Durante casi cuatro siglos en Europa y casi dos en América, la institución escolar fue prácticamente el único medio a través del cual se podía expandir la «civilización occidental». El proyecto ilustrado de educar para alcanzar la perfección humana en cada individuo solamente podía hacerse a través de la escuela, pues no existía otro dispositivo de comunicación más eficaz, a no ser la prensa. La sociedad industrial que estaba creciendo necesitaba transformar las costumbres ancestrales de las comunidades campesinas (en Europa y América) e indígenas (en América). Nuevas actitudes frente a la vida, nuevas estructuras familiares, nuevos hábitos personales, en fin, nuevos sujetos sociales, eran necesarios para impulsar el «progreso» y el crecimiento económico que el capitalismo jalonaba con tanto ímpetu. La tradición oral y las costumbres más ancestrales se llamaron entonces analfabetismo y superstición, y se convirtieron en el símbolo del atraso y en el freno al progreso que parecía irreversible. El pensamiento práctico y la lógica formal debían reemplazar las mentalidades y las cosmogonías de las comunidades «tradicionales». La lectura y la escritura, la aritmética y la ideología patriótica, eran los baluartes con los que la escuela debía emprender la cruzada civilizadora que allanaría el camino del progreso. Sus rituales más representativos: el orden, la disciplina, el pizarrón, el salón de clase dividiendo a los niños por edad y por género, el pasar lista, el reglamento, las filas, las lecciones, los ejercicios físicos, los textos o manuales, la memorización, el uniforme, los exámenes, etc., eran símbolos de este nuevo orden modernizador. La escuela fue en ese momento la punta de lanza y la expresión más clara de aquel orden emergente; fue la herramienta más eficiente, el aparato más exitoso, el invento más perfecto para expandir con rapidez a todos los rincones el conocimiento y la moral que requería la modernidad. El libro impreso jugó allí un papel muy importante.
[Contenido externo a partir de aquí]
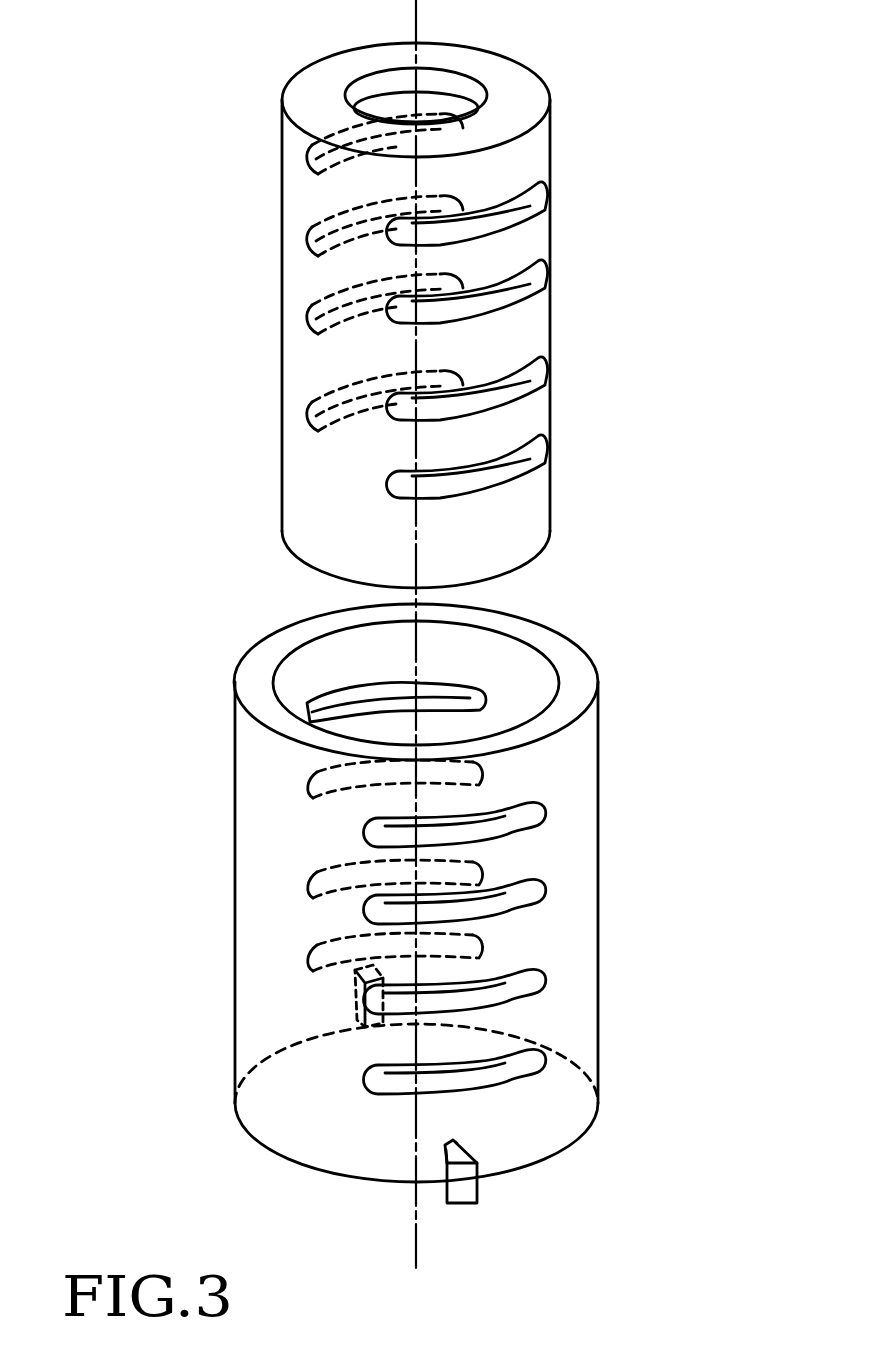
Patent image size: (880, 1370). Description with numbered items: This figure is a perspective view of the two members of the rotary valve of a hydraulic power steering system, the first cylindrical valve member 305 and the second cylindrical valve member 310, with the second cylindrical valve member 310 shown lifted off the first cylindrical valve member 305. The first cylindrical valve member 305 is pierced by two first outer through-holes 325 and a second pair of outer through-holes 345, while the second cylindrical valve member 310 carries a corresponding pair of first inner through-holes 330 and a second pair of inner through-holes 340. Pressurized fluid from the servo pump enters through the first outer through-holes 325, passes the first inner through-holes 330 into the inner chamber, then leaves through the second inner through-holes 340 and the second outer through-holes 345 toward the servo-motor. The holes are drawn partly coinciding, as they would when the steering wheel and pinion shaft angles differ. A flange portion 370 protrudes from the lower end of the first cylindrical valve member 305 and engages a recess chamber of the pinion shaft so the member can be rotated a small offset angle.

The first cylindrical valve member 305 is at (625, 640).
The second cylindrical valve member 310 is at (583, 88).
The first outer through-holes 325 is at (505, 914).
The first inner through-holes 330 is at (522, 288).
The second pair of inner through-holes 340 is at (518, 462).
The second pair of outer through-holes 345 is at (500, 1077).
The flange portion 370 is at (478, 1197).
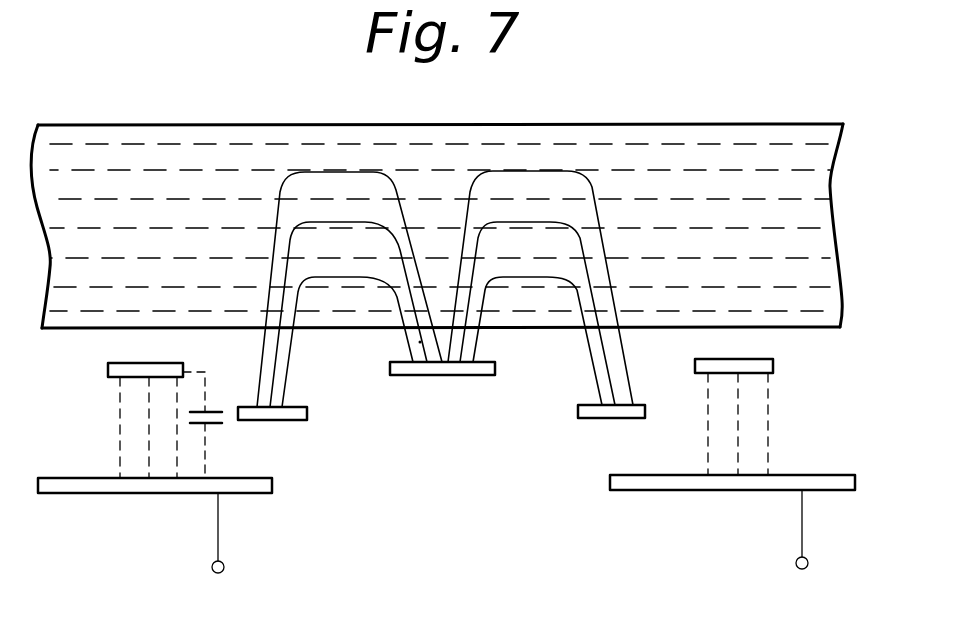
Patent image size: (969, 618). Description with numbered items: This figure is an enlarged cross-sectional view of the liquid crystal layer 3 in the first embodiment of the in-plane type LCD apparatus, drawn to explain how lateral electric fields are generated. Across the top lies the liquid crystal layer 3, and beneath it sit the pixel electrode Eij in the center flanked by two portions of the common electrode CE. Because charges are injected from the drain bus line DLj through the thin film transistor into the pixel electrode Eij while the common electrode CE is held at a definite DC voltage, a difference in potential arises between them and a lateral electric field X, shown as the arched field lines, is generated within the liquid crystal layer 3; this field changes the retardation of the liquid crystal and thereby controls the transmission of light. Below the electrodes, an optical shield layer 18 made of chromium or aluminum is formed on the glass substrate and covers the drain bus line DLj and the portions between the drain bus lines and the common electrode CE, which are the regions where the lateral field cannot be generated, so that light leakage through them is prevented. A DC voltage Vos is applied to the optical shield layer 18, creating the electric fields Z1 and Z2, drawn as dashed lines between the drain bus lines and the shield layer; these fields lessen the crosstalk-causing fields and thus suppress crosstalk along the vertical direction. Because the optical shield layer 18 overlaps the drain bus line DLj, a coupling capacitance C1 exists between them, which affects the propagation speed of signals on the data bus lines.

The liquid crystal layer 3 is at (798, 188).
The lateral electric field X is at (487, 175).
The pixel electrode Eij is at (453, 375).
The common electrode CE is at (283, 420).
The drain bus line DLj is at (108, 368).
The electric field Z1 is at (120, 442).
The electric field Z2 is at (768, 435).
The coupling capacitance C1 is at (217, 407).
The optical shield layer 18 is at (258, 483).
The DC voltage Vos is at (519, 549).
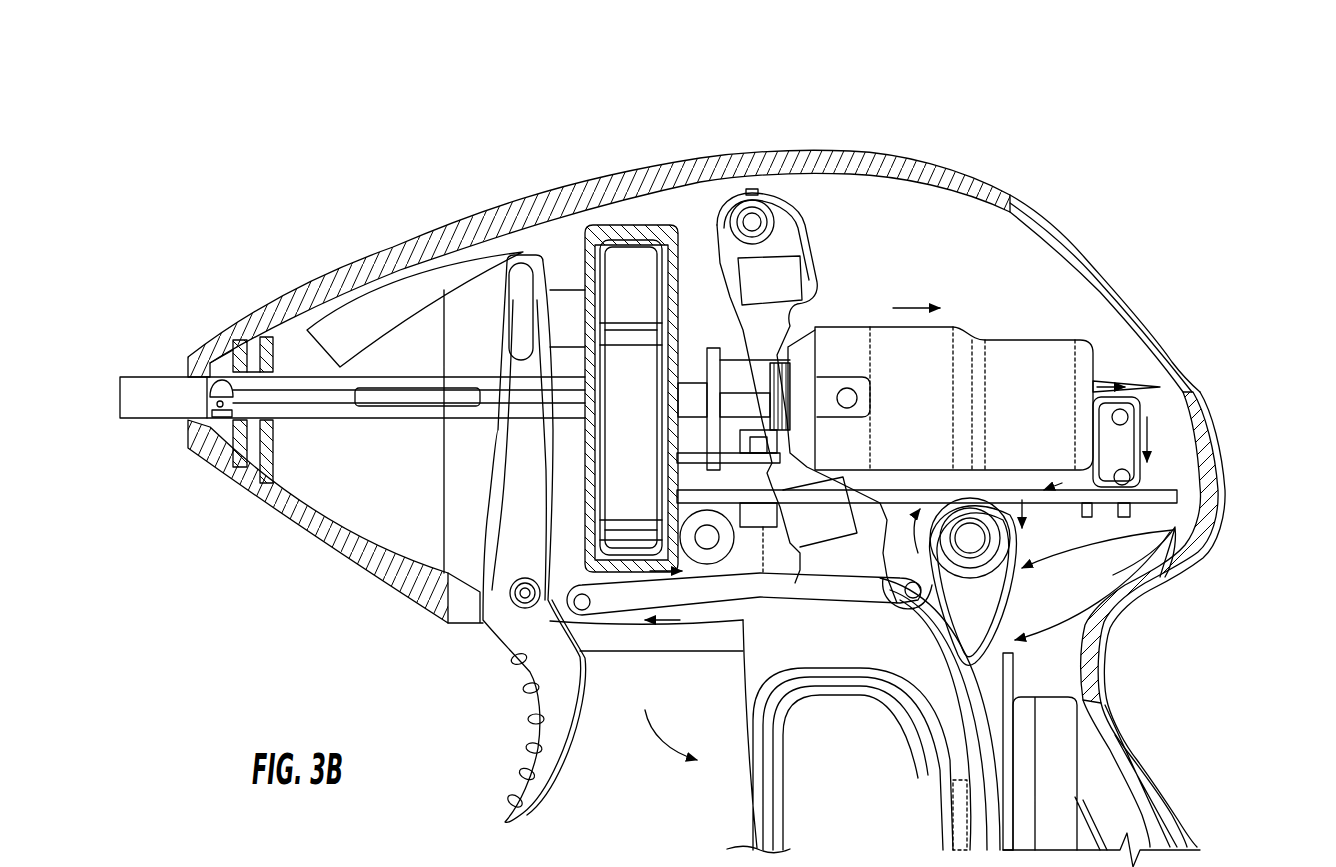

El Estado era el responsable de esa tarea civilizadora. La escuela, y por lo tanto el maestro, los edificios, los manuales y los escolares, eran su responsabilidad. Nadie mejor que él podía garantizar la correcta administración de tan delicada misión. Nadie mejor que él para garantizar la unidad de criterios y de contenidos con respecto a lo que la época requería. El Estado era funcional a la escuela y viceversa, gracias a aquel aparato complejo en que se constituyeron los sistemas de instrucción pública.
Ahora bien, alcanzar la eficiencia y el control pleno no fue fácil. Por supuesto eso pasó por todas aquellas contradicciones políticas y de clase que se expresaron entre los actores que se disputaron durante esos años su control. En particular, disputarle la función educadora a la Iglesia (mater et magistra), que la había detentado durante tantos siglos, fue muy difícil y provocó incluso guerras en varias regiones del mundo occidental.
Toda la parafernalia que el Estado liberal moderno fue construyendo en torno a su función educadora se tradujo en intrincadas y sofisticadas leyes, normas y reglamentos, así como en pesados presupuestos que determinaban el éxito o el fracaso de la empresa alfabetizadora.
La educación escolarizada, como ya dijimos, era prácticamente el único medio que se tenía para acceder a lo que entonces se denominó cultura universal o moderna. Quien no lograba obtener por lo menos dos años (luego cinco y después ocho y nueve) de escolaridad se consideraba analfabeto, condición que se asociaba con pobreza y atraso. Incluso se llegó a sostener que la educación escolar era una de las condiciones necesarias para enfrentar y superar la pobreza de las regiones más atrasadas del mundo. Los conocimientos y los valores adquiridos en ella eran suficientes para que una persona sobreviviera el resto de la vida en medio de las exigencias de la sociedad industrial.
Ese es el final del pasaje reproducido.